The Crystal Palace Programme & Guide to the Entertainments:
As I flipped gently though the soft, slightly yellowed pages of the programme, I found the lithographic lettering, the carefully phrased announcements of the many marvels and spectacles to be seen, and even the advertisements all pulling me back to Saturday, April 13, 1901, to stand beneath the high ceiling of cast iron and sheets of plate glass that covered the enormous structure. I began to hear the faint sounds of orchestral music from the buildings’ theatres, the clicking of heeled boots and swishing of long skirts against the wooden floorboards and the buzz of hundreds of excited voices joined together in this place at a time when the world was on the very cusp of an era of rapid scientific and technological progress; a time when, in the Crystal Palace of England, there would have seemed no end to the marvels humankind could produce.
The Crystal Palace was constructed specifically to house the world’s most impressive technological feats for the 1851 Great Exhibition. In preparation for this event, a committee was appointed to select a design for the building and oversee construction.¹ Their workspace was soon flooded with the designs of hopeful applicants and although they highly praised a couple of these submissions, all of the initial applications were denied; there were certain restraints that had not met: the building was to be temporary and had to be cheap to construct. After fielding the relentless badgering of a disgruntled, rejected applicant, and the ridicule of their own standby design which they published for review in the paper, the harried selection committee found its solution in the design of Joseph Paxton.

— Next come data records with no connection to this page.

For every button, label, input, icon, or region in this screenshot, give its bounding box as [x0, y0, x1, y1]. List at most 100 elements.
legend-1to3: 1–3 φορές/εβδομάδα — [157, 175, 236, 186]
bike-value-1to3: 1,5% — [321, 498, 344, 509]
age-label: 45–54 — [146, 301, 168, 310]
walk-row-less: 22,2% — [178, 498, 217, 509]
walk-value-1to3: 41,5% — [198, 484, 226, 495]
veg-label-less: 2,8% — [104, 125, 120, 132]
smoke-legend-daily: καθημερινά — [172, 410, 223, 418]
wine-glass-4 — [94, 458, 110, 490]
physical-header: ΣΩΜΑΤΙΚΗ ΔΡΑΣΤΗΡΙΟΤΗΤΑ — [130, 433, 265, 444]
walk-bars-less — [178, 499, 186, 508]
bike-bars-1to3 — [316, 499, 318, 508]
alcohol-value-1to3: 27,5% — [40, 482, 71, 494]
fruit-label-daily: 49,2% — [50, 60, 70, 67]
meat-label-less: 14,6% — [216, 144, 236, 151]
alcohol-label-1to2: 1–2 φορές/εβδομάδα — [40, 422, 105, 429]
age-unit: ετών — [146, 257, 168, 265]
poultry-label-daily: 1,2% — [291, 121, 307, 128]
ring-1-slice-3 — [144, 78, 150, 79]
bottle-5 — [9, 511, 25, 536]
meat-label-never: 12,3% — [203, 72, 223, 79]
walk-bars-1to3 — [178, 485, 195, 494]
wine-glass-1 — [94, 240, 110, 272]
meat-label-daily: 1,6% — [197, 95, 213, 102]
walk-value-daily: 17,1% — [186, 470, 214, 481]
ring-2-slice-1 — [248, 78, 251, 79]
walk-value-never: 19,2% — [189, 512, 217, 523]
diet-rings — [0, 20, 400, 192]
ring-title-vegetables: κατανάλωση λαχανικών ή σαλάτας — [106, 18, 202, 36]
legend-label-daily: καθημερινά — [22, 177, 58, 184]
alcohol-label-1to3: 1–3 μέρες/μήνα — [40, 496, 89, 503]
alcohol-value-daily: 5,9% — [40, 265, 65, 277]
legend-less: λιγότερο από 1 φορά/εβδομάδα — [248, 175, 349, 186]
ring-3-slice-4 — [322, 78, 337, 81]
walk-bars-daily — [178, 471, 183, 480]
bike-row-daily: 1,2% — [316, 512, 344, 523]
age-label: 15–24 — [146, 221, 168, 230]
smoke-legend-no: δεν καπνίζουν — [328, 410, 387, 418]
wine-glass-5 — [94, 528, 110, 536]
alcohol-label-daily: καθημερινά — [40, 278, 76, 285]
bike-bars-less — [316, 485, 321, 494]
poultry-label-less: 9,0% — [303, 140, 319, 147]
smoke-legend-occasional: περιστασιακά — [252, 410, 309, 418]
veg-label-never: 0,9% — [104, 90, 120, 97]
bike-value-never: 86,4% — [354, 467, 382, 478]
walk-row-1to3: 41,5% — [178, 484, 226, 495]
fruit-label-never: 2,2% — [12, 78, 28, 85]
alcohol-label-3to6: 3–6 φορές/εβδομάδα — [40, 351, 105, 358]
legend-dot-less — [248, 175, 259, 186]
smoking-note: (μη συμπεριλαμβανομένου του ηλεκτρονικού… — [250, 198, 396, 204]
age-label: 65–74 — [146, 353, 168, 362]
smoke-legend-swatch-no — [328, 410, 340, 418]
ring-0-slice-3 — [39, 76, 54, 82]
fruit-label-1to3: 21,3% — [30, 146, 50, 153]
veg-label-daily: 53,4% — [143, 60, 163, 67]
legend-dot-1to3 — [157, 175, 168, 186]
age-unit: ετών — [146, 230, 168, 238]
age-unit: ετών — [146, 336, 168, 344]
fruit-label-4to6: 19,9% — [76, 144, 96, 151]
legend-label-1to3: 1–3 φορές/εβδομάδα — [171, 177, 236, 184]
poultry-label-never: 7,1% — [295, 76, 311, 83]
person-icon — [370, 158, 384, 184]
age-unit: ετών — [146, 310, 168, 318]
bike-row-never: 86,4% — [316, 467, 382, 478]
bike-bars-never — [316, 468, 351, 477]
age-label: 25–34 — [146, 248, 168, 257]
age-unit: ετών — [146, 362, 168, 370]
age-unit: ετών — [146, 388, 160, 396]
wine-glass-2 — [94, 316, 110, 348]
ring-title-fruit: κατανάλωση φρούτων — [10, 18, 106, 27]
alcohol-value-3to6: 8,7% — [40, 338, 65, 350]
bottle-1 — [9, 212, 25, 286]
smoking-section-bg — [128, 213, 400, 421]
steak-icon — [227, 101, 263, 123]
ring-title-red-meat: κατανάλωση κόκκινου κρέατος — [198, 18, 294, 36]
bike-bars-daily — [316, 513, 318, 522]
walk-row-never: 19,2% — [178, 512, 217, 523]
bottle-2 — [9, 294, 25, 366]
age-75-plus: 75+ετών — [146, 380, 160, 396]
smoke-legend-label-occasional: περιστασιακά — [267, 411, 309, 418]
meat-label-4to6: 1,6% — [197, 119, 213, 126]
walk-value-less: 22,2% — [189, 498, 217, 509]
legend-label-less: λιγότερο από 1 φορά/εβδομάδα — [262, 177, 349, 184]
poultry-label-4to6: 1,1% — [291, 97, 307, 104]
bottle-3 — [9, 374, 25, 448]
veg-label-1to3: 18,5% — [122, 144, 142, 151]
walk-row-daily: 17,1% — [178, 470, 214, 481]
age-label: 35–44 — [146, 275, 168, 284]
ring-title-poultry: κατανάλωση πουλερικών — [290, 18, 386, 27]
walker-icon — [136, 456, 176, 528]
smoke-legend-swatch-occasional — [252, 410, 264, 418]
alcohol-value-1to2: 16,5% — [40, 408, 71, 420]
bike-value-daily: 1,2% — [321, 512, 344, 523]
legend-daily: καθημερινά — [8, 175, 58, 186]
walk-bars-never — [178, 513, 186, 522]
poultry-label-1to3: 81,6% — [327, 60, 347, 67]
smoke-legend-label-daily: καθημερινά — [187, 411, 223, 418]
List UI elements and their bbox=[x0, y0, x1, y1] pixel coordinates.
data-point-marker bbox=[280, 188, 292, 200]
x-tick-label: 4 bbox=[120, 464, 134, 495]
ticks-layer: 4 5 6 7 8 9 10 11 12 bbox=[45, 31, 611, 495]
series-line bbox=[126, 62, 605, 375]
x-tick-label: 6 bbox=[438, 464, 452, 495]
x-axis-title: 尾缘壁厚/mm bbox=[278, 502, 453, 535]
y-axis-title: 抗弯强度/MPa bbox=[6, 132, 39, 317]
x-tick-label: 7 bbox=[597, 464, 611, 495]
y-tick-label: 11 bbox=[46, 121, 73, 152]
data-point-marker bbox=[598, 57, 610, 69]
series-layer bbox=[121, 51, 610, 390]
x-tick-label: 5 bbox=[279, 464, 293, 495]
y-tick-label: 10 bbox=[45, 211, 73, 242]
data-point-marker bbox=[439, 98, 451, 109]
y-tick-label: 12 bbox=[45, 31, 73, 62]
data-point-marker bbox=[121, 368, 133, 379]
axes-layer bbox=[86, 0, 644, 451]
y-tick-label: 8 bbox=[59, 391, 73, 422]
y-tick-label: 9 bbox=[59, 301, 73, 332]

Paxton was mostly known at the time for his green thumb; working as a gardener for the 6th Duke of Devonshire at Chatworth House. In his attempts to save the life of a giant Victoria Amazonica waterlily that had just recently been discovered by European botanists and was fading away in its new, unfamiliar environment, Paxton created a more appropriate habitat for the lily, in the form of a cast plate glass house and in this building, the lily thrived.
The Lily House provided the inspiration for the Crystal Palace and by the Great Exhibition in May of 1851, the largest building of glass ever to have been constructed at the time, glittered on the lawns of Hyde Park, England like an enormous gemstone.
After the Great Exhibition, when its temporary site was to be reclaimed, the Crystal Palace relocated to Penge Place atop Sydenham Hill, the site at which the marvels announced in this week’s ephemera piece were located. There you could see such things as an automaton ladies’ orchestra comprised of eleven life-sized figures playing “delightful” music, the Reno Inclined Elevator or Electric Stairway (the now common escalator) available for viewing at one penny per person, and the curious behaviour and interactions of ants in the Royal Exhibition of Working Ants, until fire claimed the building on November 30th of 1936.
We can still marvel at the Crystal Palace to this day though, by gazing at the many photographs and paintings that commemorate its existence and by imagining how it would have felt to be there, swept up in all the excitement and clutching a freshly printed Crystal Palace Programme & Guide to the Entertainments.